What does it all add up to? Walter is right when he mentions in the FFC '06 Top 10 that filmmaking has gotten a little too advanced for our own good, but the result doesn't end with the democratization of art. The older generations of filmmakers are turning their own art--films, video games and beyond--into one last stab for relevance in the form of a sickly nostalgia piece. The original films are there and will remain there in the same sense that sequels can be ignored, but there's no doubt that failed attempts leave a bad taste of desperation in our mouths, knowing that our final exposure to the characters that we grew up with (as we know them) will be an unconvincing plea against their own obsolescence, as Rocky Balboa turned out to be. I don't mean to be a defeatist about it, but it's not like the track record has been good thus far: for every brilliantly seething Ray Liotta in Grand Theft Auto: Vice City, we get at least one feeble, unrecognizable Sean Connery and an aggressively mediocre re-imagining of From Russia with Love. Unlike what Rocky Balboa implies in its final moments, Hollywood stars don't really fade away anymore--everyone witnesses the descent.
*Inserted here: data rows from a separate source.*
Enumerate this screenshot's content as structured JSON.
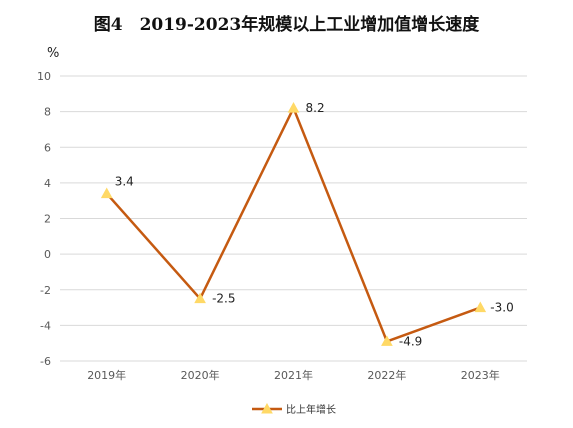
{
  "chart_data": {
    "type": "line",
    "title": "图4　2019-2023年规模以上工业增加值增长速度",
    "ylabel": "%",
    "categories": [
      "2019年",
      "2020年",
      "2021年",
      "2022年",
      "2023年"
    ],
    "series": [
      {
        "name": "比上年增长",
        "values": [
          3.4,
          -2.5,
          8.2,
          -4.9,
          -3.0
        ],
        "labels": [
          "3.4",
          "-2.5",
          "8.2",
          "-4.9",
          "-3.0"
        ],
        "color": "#c55a11",
        "marker_color": "#ffd966"
      }
    ],
    "ylim": [
      -6,
      10
    ],
    "yticks": [
      "10",
      "8",
      "6",
      "4",
      "2",
      "0",
      "-2",
      "-4",
      "-6"
    ],
    "grid": true,
    "legend": "bottom-center"
  }
}
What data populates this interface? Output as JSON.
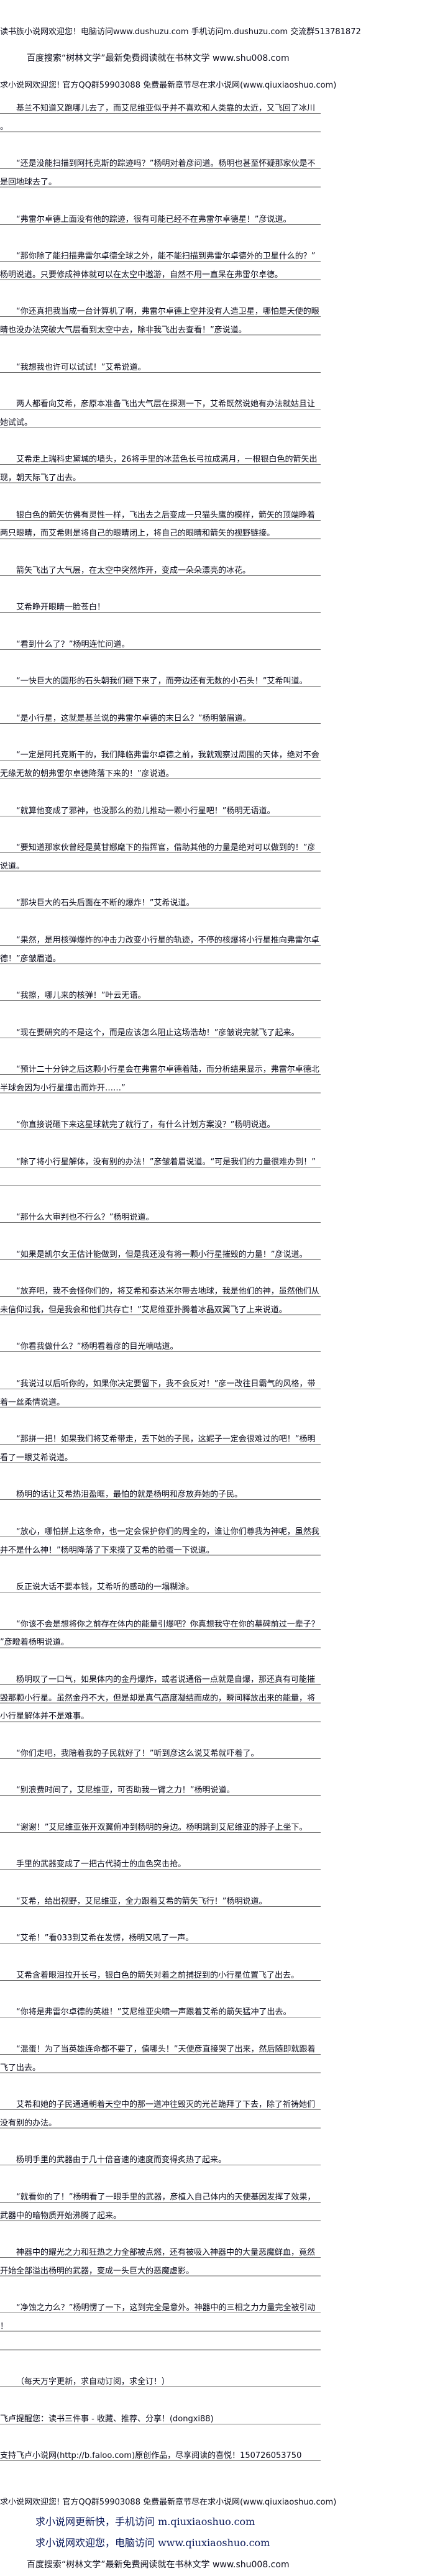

And yet as filmgoers, sometimes we can't resist, because we can't do anything about the silent hosanna that invades our brains when we hear the news, that constant hope that it'll be good, or even that wish that our personal favorite character will be next on the list. As for me personally: it's no big secret that Darkman is one of my very favorite films--it's one of the few movies that totally submits itself to the world of comic books, and it even acts as a sly criticism of Tim Burton's Batman--so I wouldn't mind seeing Liam Neeson step back into the bandages in some form or another. Neeson is past the age of 50, but Darkman begged for some extension beyond one film, and the direct-to-video sequels were just travesties. (Bill tells me that an R-rated cut of Book of Love executes one of the most hilariously speedy endings imaginable; I would counter that with Darkman III: Die Darkman Die.) All I want is one brief detour off the "high road" that he's been on since Schindler's List; a return to his roots.
Are there any film series/characters/actors you're dying to see back in the saddle, despite your misgivings?